Some countries do better. Last week I chaired a panel at the Riga Conference where a Finnish representative highlighted his country’s plan to decarbonize electricity generation by 2025. Heavy investment in wind and nuclear started many years ago. Finland can also run its gas power plants on diesel in an emergency. Putin’s energy weapon carries no clout in Finland: an enviable position compared to the plight of countries like Ukraine. Finland has exemplary information resilience too.

But most of Europe is still digging its hole deeper. On the energy front, we are letting the poorest consumers bear the brunt of the wrenching adjustments of decarbonization (this winter’s price spike is just a foretaste of what awaits us in coming years). And we still fail to think strategically about our information system.

A good example is the Digital Services Act, being considered by the European Parliament. This proposes a blanket protection from “any removal, suspension, or disabling access.. [or] interference (adding labels to state-backed media) with the editorial content and services of an editorial content provider.

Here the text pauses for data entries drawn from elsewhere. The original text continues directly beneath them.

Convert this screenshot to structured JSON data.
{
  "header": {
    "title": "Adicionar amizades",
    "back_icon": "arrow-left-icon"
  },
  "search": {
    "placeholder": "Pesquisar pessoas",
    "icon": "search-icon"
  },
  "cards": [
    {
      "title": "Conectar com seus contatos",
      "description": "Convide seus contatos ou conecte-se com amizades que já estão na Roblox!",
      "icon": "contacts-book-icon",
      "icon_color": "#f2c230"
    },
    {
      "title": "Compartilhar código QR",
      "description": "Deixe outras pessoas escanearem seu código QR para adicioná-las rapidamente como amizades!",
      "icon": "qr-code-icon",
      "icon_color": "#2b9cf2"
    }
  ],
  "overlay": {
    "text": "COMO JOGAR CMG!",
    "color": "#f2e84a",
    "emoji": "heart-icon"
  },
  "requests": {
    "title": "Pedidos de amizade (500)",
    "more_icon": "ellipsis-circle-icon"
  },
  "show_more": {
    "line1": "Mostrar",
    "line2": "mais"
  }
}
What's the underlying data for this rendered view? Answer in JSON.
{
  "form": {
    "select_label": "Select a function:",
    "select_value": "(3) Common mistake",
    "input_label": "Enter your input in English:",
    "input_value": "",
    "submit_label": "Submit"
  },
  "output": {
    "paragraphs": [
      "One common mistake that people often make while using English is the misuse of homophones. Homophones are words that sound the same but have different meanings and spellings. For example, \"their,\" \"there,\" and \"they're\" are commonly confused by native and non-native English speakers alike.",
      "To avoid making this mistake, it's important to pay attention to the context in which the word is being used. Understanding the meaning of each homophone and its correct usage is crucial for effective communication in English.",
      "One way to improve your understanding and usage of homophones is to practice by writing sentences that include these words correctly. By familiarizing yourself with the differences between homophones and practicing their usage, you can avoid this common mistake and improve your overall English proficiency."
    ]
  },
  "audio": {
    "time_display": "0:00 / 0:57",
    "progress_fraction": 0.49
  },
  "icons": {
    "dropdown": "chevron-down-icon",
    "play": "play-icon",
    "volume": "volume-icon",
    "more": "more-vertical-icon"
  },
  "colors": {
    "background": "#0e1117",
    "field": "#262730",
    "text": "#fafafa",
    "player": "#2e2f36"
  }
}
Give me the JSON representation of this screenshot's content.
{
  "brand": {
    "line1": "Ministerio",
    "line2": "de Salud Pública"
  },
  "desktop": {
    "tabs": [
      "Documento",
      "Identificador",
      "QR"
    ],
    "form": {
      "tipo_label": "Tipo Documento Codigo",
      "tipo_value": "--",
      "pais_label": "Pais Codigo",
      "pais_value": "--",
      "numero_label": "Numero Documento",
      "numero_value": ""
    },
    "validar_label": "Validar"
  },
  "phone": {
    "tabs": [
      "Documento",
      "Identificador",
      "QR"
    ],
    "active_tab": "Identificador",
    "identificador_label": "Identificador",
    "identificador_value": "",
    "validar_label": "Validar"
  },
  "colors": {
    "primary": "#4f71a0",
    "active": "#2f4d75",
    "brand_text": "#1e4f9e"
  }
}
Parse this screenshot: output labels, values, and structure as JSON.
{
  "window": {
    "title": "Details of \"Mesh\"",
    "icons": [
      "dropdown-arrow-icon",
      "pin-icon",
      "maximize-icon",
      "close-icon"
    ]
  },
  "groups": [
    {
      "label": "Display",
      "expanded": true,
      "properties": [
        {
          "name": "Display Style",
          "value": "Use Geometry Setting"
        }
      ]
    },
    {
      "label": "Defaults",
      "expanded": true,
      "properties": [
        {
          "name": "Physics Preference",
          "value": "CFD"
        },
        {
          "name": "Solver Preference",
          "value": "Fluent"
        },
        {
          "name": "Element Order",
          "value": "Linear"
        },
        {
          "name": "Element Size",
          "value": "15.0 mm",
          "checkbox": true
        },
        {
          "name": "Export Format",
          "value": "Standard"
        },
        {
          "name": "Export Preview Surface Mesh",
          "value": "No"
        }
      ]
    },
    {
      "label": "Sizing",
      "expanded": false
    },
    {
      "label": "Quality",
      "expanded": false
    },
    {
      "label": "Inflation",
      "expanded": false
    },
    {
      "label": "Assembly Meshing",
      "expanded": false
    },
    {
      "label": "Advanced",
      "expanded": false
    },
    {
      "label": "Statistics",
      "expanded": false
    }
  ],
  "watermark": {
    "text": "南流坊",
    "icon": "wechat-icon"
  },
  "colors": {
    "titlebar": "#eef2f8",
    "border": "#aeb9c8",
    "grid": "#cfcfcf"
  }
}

On first reading, this sounds nice – a European counterpart to the US Constitution’s First Amendment. But what do we mean by an “editorial content provider”? YouTube, for example, belatedly banned RT’s German-language channels, a notorious source of Kremlin disinformation. That would not be possible under the proposed DSA.

Nobody is making the European Parliament pass this – it is just the result of well-meaning, badly informed decision-makers who fail to realize that our democracies are under attack. Russia and China will gleefully exploit such opportunities. But we have only ourselves to blame.